Organic lead compounds are often fat-soluble and can then easily get through the skin or the lungs into the human body and thus via the bloodstream to the liver, kidneys and muscles. In the human body, tetraalkyl compounds are rapidly converted to trialkyl compounds in the liver. Trialkyl lead compounds in particular can cross the blood-brain barrier and accumulate in the brain. Symptoms include headache, depression, sleep disorders, hallucinations and convulsions. Parkinsonism and paralysis are described as late effects. Similar to the organotin compounds , the substances that release ions of the R ₃ Pb ⁺ and R ₂ Pb ²⁺ types are particularly toxic because they block glutathione transferase or enzymes , among other things . Organic lead substances are more toxic than organic tin compounds.

use

The possible uses of organic lead compounds, for example as biocides or plastic additives, are severely limited by their toxicity. For this reason, the corresponding tin compounds are usually preferred to lead compounds in syntheses, although the latter are usually more reactive and therefore allow milder reaction conditions.

Tetramethyl and tetraethyl lead have been used in large quantities as anti-knock agents. Both compounds have high octane numbers because they can effectively scavenge radicals. Due to the widespread use, organic lead compounds accumulated in the environment, e.g. B. The content of organic lead compounds in wine increased from the 1950s to the 1970s. Due to their toxicity, the use of organic lead compounds as anti-knock agents is now banned in many countries. In the year 2000, however, 34,000 tons of lead organyls were still used as anti-knock agents.

Some other organic lead compounds such as tributyl lead acetate can be used as a wood or cotton preservative.

literature

• Christoph Elschenbroich: Organometallic chemistry. 6th edition, Teubner Wiesbaden, 2008, ISBN 978-3-8351-0167-8 , pp. 190-200.
• AF Holleman , E. Wiberg , N. Wiberg : Textbook of Inorganic Chemistry . 102nd edition.
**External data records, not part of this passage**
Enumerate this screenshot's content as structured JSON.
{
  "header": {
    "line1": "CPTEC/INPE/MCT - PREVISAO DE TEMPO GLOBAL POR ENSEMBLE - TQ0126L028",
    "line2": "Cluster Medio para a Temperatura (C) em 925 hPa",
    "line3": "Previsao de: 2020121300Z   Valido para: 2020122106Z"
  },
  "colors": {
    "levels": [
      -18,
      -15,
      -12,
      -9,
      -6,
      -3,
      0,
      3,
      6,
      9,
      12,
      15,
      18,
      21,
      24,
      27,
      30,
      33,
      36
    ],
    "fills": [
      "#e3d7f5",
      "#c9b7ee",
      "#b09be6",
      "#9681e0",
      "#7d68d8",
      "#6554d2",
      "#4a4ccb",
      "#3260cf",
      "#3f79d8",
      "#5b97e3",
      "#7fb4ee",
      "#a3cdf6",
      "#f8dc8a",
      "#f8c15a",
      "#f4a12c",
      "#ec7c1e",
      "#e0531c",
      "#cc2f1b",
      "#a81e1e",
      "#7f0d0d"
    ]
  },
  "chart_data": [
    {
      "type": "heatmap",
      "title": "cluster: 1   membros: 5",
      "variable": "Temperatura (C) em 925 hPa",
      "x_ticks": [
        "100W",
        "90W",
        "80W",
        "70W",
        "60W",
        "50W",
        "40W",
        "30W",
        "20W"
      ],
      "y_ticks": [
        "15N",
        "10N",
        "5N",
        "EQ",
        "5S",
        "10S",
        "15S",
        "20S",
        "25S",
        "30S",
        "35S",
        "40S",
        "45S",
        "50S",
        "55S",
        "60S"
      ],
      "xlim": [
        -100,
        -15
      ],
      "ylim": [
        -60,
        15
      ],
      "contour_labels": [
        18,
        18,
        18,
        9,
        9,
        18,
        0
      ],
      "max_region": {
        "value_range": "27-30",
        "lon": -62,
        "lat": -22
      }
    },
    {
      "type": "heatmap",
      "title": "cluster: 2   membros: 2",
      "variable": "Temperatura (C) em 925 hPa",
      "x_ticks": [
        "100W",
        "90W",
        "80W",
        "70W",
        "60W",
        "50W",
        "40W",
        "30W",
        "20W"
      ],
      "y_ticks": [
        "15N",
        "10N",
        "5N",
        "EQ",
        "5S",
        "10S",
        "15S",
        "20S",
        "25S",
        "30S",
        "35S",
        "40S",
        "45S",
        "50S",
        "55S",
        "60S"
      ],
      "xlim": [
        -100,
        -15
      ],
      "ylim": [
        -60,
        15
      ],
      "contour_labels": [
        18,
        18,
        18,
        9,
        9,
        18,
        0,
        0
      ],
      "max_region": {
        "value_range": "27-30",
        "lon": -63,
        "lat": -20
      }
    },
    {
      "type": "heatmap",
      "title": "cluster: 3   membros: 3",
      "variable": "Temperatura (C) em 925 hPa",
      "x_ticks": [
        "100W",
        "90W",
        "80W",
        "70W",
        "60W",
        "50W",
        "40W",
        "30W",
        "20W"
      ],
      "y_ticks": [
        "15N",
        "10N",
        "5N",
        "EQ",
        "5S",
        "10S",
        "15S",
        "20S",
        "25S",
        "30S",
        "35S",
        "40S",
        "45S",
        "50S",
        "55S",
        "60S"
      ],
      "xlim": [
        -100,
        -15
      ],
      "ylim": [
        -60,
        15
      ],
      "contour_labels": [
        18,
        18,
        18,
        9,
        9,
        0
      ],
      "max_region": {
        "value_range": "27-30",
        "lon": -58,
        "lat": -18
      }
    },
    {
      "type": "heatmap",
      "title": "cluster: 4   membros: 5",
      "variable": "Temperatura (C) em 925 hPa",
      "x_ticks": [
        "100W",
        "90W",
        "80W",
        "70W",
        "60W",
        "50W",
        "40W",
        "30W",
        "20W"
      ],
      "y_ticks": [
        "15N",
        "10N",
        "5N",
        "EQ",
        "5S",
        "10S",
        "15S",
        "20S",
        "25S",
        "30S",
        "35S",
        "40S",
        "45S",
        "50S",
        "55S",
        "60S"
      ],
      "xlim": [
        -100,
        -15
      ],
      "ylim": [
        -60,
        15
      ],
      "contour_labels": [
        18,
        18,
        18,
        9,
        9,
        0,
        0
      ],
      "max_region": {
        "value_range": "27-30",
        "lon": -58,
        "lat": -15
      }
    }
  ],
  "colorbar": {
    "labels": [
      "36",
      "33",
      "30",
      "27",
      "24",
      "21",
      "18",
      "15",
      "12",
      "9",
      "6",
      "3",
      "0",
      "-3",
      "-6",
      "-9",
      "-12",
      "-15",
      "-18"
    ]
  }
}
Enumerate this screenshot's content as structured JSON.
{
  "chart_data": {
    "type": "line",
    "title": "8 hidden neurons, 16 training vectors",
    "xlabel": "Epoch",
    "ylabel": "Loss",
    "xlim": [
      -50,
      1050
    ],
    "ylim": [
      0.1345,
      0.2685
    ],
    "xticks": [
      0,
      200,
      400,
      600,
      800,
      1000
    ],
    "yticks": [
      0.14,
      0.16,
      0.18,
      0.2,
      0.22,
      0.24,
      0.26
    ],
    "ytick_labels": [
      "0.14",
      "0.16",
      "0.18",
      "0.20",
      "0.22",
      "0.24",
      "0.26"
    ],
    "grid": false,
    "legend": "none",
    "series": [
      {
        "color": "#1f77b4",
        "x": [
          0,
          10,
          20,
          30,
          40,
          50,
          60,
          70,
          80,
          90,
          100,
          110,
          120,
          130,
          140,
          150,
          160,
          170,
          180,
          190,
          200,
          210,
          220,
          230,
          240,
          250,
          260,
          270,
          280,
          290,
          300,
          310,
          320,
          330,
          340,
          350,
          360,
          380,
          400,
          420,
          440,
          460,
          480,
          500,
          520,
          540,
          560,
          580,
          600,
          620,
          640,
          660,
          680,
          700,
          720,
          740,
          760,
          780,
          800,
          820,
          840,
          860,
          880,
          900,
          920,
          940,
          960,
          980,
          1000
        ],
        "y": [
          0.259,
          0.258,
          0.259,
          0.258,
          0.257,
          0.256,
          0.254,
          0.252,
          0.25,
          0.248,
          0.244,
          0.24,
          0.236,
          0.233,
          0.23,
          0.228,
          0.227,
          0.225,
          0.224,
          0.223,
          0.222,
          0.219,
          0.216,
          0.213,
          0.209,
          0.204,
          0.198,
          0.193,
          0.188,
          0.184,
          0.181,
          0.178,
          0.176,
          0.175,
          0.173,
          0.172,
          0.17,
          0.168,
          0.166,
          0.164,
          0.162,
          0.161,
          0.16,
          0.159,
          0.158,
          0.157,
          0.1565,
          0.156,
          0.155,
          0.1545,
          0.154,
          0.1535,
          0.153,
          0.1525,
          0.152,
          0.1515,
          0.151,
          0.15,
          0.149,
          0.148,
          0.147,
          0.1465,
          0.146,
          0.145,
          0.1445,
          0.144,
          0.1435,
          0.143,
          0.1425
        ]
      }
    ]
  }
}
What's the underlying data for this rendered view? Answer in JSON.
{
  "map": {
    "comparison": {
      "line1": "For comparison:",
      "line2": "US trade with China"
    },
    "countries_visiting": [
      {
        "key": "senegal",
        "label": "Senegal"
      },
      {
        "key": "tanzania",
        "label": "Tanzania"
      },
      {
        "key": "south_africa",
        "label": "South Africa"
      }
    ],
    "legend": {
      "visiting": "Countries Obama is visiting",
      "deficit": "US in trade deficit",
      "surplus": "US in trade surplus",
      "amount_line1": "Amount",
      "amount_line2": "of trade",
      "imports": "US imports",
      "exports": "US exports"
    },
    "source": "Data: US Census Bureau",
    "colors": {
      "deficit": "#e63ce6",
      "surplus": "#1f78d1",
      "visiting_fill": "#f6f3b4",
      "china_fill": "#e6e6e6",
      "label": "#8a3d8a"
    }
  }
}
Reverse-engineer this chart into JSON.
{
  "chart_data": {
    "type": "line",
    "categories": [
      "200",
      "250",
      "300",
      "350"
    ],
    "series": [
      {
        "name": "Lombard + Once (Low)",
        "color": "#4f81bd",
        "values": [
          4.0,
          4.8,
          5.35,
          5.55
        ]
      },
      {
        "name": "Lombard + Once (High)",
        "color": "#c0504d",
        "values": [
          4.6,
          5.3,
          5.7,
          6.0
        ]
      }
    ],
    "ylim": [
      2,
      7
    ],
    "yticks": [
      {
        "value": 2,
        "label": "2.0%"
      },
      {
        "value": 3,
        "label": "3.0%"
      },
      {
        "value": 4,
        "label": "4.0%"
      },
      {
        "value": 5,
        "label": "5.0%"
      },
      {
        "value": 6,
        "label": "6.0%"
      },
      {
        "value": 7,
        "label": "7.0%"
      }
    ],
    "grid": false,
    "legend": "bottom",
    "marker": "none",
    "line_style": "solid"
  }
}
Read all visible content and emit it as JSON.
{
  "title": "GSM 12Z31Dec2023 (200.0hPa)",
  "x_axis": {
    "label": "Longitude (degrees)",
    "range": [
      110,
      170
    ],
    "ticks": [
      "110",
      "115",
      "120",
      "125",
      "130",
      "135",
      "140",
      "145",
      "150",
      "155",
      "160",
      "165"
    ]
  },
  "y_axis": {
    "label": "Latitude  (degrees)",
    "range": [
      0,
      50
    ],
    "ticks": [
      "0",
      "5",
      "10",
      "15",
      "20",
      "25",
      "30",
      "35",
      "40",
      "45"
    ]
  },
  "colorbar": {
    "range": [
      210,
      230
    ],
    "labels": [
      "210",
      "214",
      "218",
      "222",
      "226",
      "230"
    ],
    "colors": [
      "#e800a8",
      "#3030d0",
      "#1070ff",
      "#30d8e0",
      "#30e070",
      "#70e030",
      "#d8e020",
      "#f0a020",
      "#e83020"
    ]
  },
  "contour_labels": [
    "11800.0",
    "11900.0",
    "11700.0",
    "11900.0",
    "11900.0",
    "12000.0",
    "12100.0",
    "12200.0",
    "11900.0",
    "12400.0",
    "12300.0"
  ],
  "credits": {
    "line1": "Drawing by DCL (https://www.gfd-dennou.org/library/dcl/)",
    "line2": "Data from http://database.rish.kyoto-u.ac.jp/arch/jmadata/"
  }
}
Walter de Gruyter, Berlin 2007, ISBN 978-3-11-017770-1 , pp. 1028-1041.

Individual evidence

1. ↑ ^{a b c d} Bernard Jousseaume: Organometallic Synthesis and Chemistry of Tin and Lead Compounds . In: Microchimica Acta . tape 109 , no. 1-4 , 1992, pp. 5–12 , doi : 10.1007 / BF01243203 (English). 
2. ↑ On Methplumbäthyl . In: Annals of Chemistry and Pharmacy . tape  88 , no. 3 , 1853, p. 318 , doi : 10.1002 / jlac.18530880318 . 
3. ^ ^{A b} Dodd S. Carr: Lead Compounds . In: Ullmann's Encyclopedia of Industrial Chemistry . Wiley-VCH, Weinheim 2005, doi : 10.1002 / 14356007.a15_249 .
4. ^ ^{A b} Christoph Janiak, Hans-Jürgen Meyer, Dietrich Gudat, Ralf Alsfasser: Riedel Modern Inorganic Chemistry . Walter de Gruyter, January 27, 2012, ISBN 978-3-11-024901-9 , p. 619–.
5. ↑ ^{a b c d} Toxicology of Working Materials by Hermann M. Bolt, Institute for Occupational Physiology at the University of Dortmund (IfaDo), 2005 (PDF file).
6. ↑ ^{a b} Axel Diefenbach: Heavy metals in the environment. In: chemryb.at. Retrieved October 18, 2015 .  
7. ↑ ^{a b} Christoph Elschenbroich: Organometallchemie . Springer-Verlag, March 9, 2013, ISBN 978-3-322-99393-9 , p. 200–.
8. ^ AF Holleman , E. Wiberg , N. Wiberg : Textbook of Inorganic Chemistry . 101st edition. Walter de Gruyter, Berlin 1995, ISBN 3-11-012641-9 , p. 983.
9. ↑ Alfred Hirner, Heinz Rehage, M. Sulkowski: Environmental Geochemistry: Origin, Mobility and Analysis of Pollutants in the Pedosphere . Springer-Verlag, March 8, 2013, ISBN 978-3-642-93711-8 , p. 412.
10. ↑ Manfred Baerns, Arno Behr, Axel Brehm, Jürgen Gmehling, Kai-Olaf Hinrichsen, Hanns Hofmann, Ulfert Onken, Regina Palkovits, Albert Renken: Technische Chemie . Wiley, January 28, 2014, ISBN 978-3-527-67409-1 , pp. 687-.